Nach langer Debatte wurden Christiane Kreitmeier (FGL) und Ewald Weisschedel (FWG) in den Aufsichtsrat der neuen „Gesundheitsverbund Landkreis Konstanz gemeinnützige GmbH“ entsandt.

Alexander Fecker versichert OB seiner Loyalität

Ein echter Stein dürfte Uli Burchardt allerdings schon zu Beginn der Sitzung vom Herzen gefallen sein. CDU-Chefstratege Alexander Fecker versicherte dem neuen OB in einer mutigen persönlichen Erklärung, er habe im OB-Wahlkampf zwar auf Sabine Reisers Seite gefochten, wolle jetzt aber mit aller Kraft Uli Burchardt unterstützen, zumal wenn der sich bei den Stadtwerken dafür einsetze, in den nächsten Jahrzehnten so viel erneuerbare Energie zu produzieren, dass die Atomkraft überflüssig wird.

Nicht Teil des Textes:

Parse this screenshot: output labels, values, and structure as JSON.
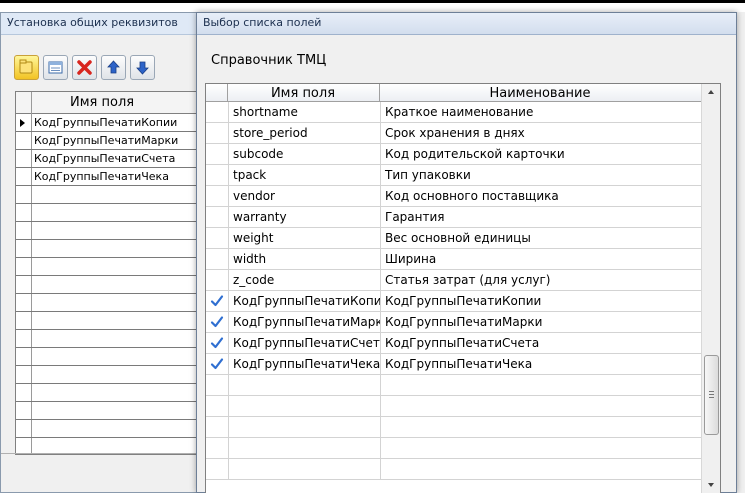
{
  "background_window": {
    "title": "Установка общих реквизитов",
    "grid_header": "Имя поля",
    "rows": [
      "КодГруппыПечатиКопии",
      "КодГруппыПечатиМарки",
      "КодГруппыПечатиСчета",
      "КодГруппыПечатиЧека"
    ],
    "toolbar_icons": [
      "folder-icon",
      "list-icon",
      "delete-icon",
      "arrow-up-icon",
      "arrow-down-icon"
    ]
  },
  "dialog": {
    "title": "Выбор списка полей",
    "subtitle": "Справочник ТМЦ",
    "columns": {
      "field_name": "Имя поля",
      "description": "Наименование"
    },
    "rows": [
      {
        "checked": false,
        "field": "shortname",
        "desc": "Краткое наименование"
      },
      {
        "checked": false,
        "field": "store_period",
        "desc": "Срок хранения в днях"
      },
      {
        "checked": false,
        "field": "subcode",
        "desc": "Код родительской карточки"
      },
      {
        "checked": false,
        "field": "tpack",
        "desc": "Тип упаковки"
      },
      {
        "checked": false,
        "field": "vendor",
        "desc": "Код основного поставщика"
      },
      {
        "checked": false,
        "field": "warranty",
        "desc": "Гарантия"
      },
      {
        "checked": false,
        "field": "weight",
        "desc": "Вес основной единицы"
      },
      {
        "checked": false,
        "field": "width",
        "desc": "Ширина"
      },
      {
        "checked": false,
        "field": "z_code",
        "desc": "Статья затрат (для услуг)"
      },
      {
        "checked": true,
        "field": "КодГруппыПечатиКопии",
        "desc": "КодГруппыПечатиКопии"
      },
      {
        "checked": true,
        "field": "КодГруппыПечатиМарки",
        "desc": "КодГруппыПечатиМарки"
      },
      {
        "checked": true,
        "field": "КодГруппыПечатиСчета",
        "desc": "КодГруппыПечатиСчета"
      },
      {
        "checked": true,
        "field": "КодГруппыПечатиЧека",
        "desc": "КодГруппыПечатиЧека"
      }
    ],
    "checkmark_color": "#2f6fd1"
  }
}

OB Burchardt wischte sich verstohlen einige Angstschweißperlen von der Stirn, er hatte wohl schon gefürchtet, hinter Feckers undurchdringlicher Fassade eines kreuzbraven Untertanen lauere vielleicht doch seit dem Wahlkampf ein leidenschaftlich bohrender Hass, mit dem ihm der alte CDU-Kämpe (Spitzname „Der Löwe vom Sonnenbühl“), der schon so manchen politischen Gegner zur Strecke gebracht hat, das Leben in den nächsten Jahren zur Hölle machen könnte. Doch so war der OB noch einmal gerettet und konnte ganz entspannt seine erste Gemeinderatssitzung genießen.